Quem ganha mais paga proporcionalmente menos impostos, e essa diferença aumenta quando a renda atinge R$ 1 milhão por ano, mostra um estudo do Instituto de Pesquisa Econômica Aplicada (Ipea). A conclusão do estudo sugere que o princípio da progressividade " presente, por exemplo, nas faixas das alíquotas do Imposto de Renda da Pessoa Física (IRPF), que sobem conforme a renda do contribuinte " não se aplica aos mais ricos.
Segundo os cálculos do Ipea, no topo da pirâmide, os contribuintes que formam o grupo de 0,01% mais rico da população (quem ganha R$ 8 milhões por ano ou R$ 666 mil mensais) paga uma alíquota média de 12,9%. O percentual é o mesmo de um trabalhador que recebe R$ 6 mil por mês em salário ou R$ 72 mil anuais, em oposição ao princípio da progressividade.
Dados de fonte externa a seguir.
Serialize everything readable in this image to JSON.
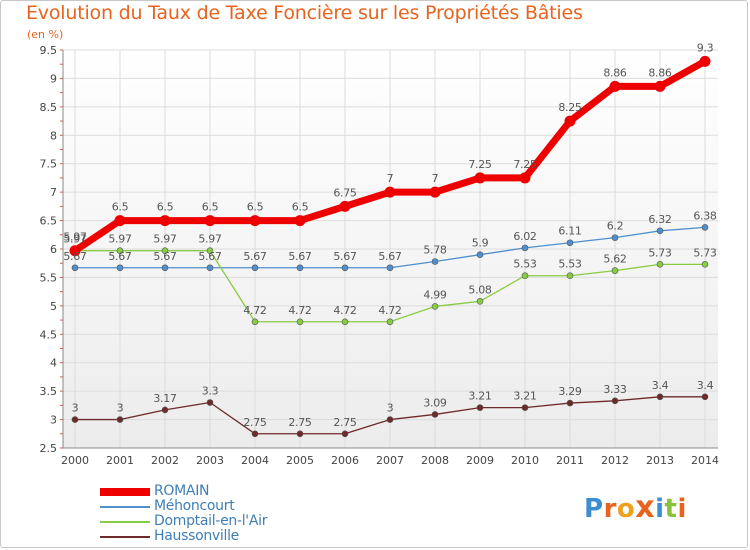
{
  "title": "Evolution du Taux de Taxe Foncière sur les Propriétés Bâties",
  "unit": "(en %)",
  "logo_text": "Proxiti",
  "chart_data": {
    "type": "line",
    "title": "Evolution du Taux de Taxe Foncière sur les Propriétés Bâties",
    "ylabel": "(en %)",
    "x": [
      2000,
      2001,
      2002,
      2003,
      2004,
      2005,
      2006,
      2007,
      2008,
      2009,
      2010,
      2011,
      2012,
      2013,
      2014
    ],
    "ylim": [
      2.5,
      9.5
    ],
    "yticks": [
      2.5,
      3,
      3.5,
      4,
      4.5,
      5,
      5.5,
      6,
      6.5,
      7,
      7.5,
      8,
      8.5,
      9,
      9.5
    ],
    "grid": true,
    "legend_position": "bottom-left",
    "series": [
      {
        "name": "ROMAIN",
        "color": "#ee0000",
        "values": [
          5.97,
          6.5,
          6.5,
          6.5,
          6.5,
          6.5,
          6.75,
          7,
          7,
          7.25,
          7.25,
          8.25,
          8.86,
          8.86,
          9.3
        ],
        "labels": [
          "5.97",
          "6.5",
          "6.5",
          "6.5",
          "6.5",
          "6.5",
          "6.75",
          "7",
          "7",
          "7.25",
          "7.25",
          "8.25",
          "8.86",
          "8.86",
          "9.3"
        ]
      },
      {
        "name": "Méhoncourt",
        "color": "#4f8fcc",
        "values": [
          5.67,
          5.67,
          5.67,
          5.67,
          5.67,
          5.67,
          5.67,
          5.67,
          5.78,
          5.9,
          6.02,
          6.11,
          6.2,
          6.32,
          6.38
        ],
        "labels": [
          "5.67",
          "5.67",
          "5.67",
          "5.67",
          "5.67",
          "5.67",
          "5.67",
          "5.67",
          "5.78",
          "5.9",
          "6.02",
          "6.11",
          "6.2",
          "6.32",
          "6.38"
        ]
      },
      {
        "name": "Domptail-en-l'Air",
        "color": "#88cc44",
        "values": [
          5.97,
          5.97,
          5.97,
          5.97,
          4.72,
          4.72,
          4.72,
          4.72,
          4.99,
          5.08,
          5.53,
          5.53,
          5.62,
          5.73,
          5.73
        ],
        "labels": [
          "5.97",
          "5.97",
          "5.97",
          "5.97",
          "4.72",
          "4.72",
          "4.72",
          "4.72",
          "4.99",
          "5.08",
          "5.53",
          "5.53",
          "5.62",
          "5.73",
          "5.73"
        ]
      },
      {
        "name": "Haussonville",
        "color": "#6e2a2a",
        "values": [
          3,
          3,
          3.17,
          3.3,
          2.75,
          2.75,
          2.75,
          3,
          3.09,
          3.21,
          3.21,
          3.29,
          3.33,
          3.4,
          3.4
        ],
        "labels": [
          "3",
          "3",
          "3.17",
          "3.3",
          "2.75",
          "2.75",
          "2.75",
          "3",
          "3.09",
          "3.21",
          "3.21",
          "3.29",
          "3.33",
          "3.4",
          "3.4"
        ]
      }
    ]
  }
}
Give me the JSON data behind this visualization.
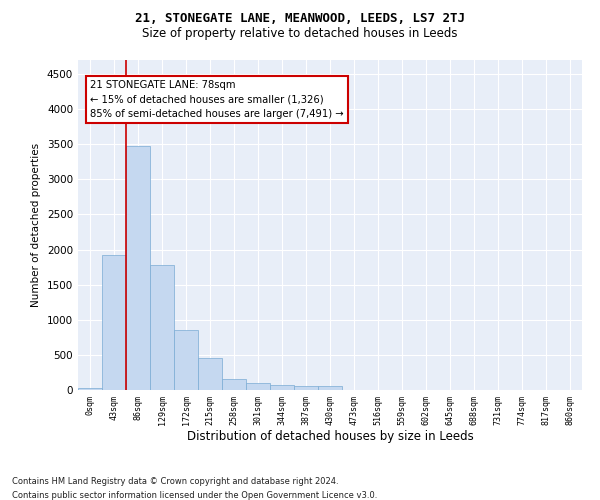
{
  "title1": "21, STONEGATE LANE, MEANWOOD, LEEDS, LS7 2TJ",
  "title2": "Size of property relative to detached houses in Leeds",
  "xlabel": "Distribution of detached houses by size in Leeds",
  "ylabel": "Number of detached properties",
  "categories": [
    "0sqm",
    "43sqm",
    "86sqm",
    "129sqm",
    "172sqm",
    "215sqm",
    "258sqm",
    "301sqm",
    "344sqm",
    "387sqm",
    "430sqm",
    "473sqm",
    "516sqm",
    "559sqm",
    "602sqm",
    "645sqm",
    "688sqm",
    "731sqm",
    "774sqm",
    "817sqm",
    "860sqm"
  ],
  "bar_values": [
    30,
    1920,
    3480,
    1780,
    860,
    450,
    160,
    95,
    75,
    60,
    55,
    0,
    0,
    0,
    0,
    0,
    0,
    0,
    0,
    0,
    0
  ],
  "bar_color": "#c5d8f0",
  "bar_edgecolor": "#7aabd4",
  "annotation_box_text": "21 STONEGATE LANE: 78sqm\n← 15% of detached houses are smaller (1,326)\n85% of semi-detached houses are larger (7,491) →",
  "vline_x": 1.5,
  "vline_color": "#cc0000",
  "ylim": [
    0,
    4700
  ],
  "yticks": [
    0,
    500,
    1000,
    1500,
    2000,
    2500,
    3000,
    3500,
    4000,
    4500
  ],
  "footer1": "Contains HM Land Registry data © Crown copyright and database right 2024.",
  "footer2": "Contains public sector information licensed under the Open Government Licence v3.0.",
  "background_color": "#e8eef8",
  "grid_color": "#ffffff"
}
As alíquotas médias efetivas pagas por quem está no 0,1% mais rico da população (renda mínima de R$ 1,4 milhão por ano) ou no 1% mais rico (quem ganha acima de R$ 313 mil anuais) ficam em 13,2% e 13,6%, respectivamente. Os percentuais são próximos ao de quem recebe R$ 6,5 mil por mês, que paga 13,9%.
O estudo do Ipea considera não apenas o IRPF, mas também os tributos que incidem sobre os lucros das empresas. Assim, fica mais justa a comparação entre a carga tributária dos milionários " que normalmente têm grande parte de sua renda advinda dos lucros de empresas " e a cobrada sobre a maioria dos trabalhadores, que, geralmente, recebem salários.
" A progressividade deixa de existir no topo da pirâmide social brasileira e, além disso, a alíquota média máxima é muito baixa quando comparada com aquela praticada pela maioria das economias desenvolvidas e mesmo em relação aos principais países latino-americanos " disse o pesquisador Sérgio Wulff Gobetti, autor da nota técnica do Ipea.
nada sobre dividendos
Conforme o estudo, um dos principais fatores para os mais ricos pagarem menos é a isenção de IRPF sobre lucros e dividendos recebidos de empresas, a principal fonte de renda das pessoas que ganham acima de R$ 1 milhão por ano.
" A proporção que uma pessoa milionária tem de salário é insignificante. Ela tem renda predominante de aplicações financeiras e de lucros e dividendos (que são isentos no Brasil) " explicou Gobetti.
Segundo o pesquisador, o sistema tributário brasileiro é uma "jabuticaba", algo que existe apenas no Brasil.
" Além da isenção dos dividendos, temos uma tributação efetiva sobre o lucro das empresas também muito baixa, principalmente no caso dos regimes especiais.
A equipe econômica do governo federal quer acabar com a isenção do IRPF sobre lucros e dividendos na discussão da segunda etapa da Reforma Tributária, que vai tratar da tributação sobre rendimentos. No governo Jair Bolsonaro, o ex-ministro Paulo Guedes também citava o fim dessa isenção como opção para elevar a arrecadação.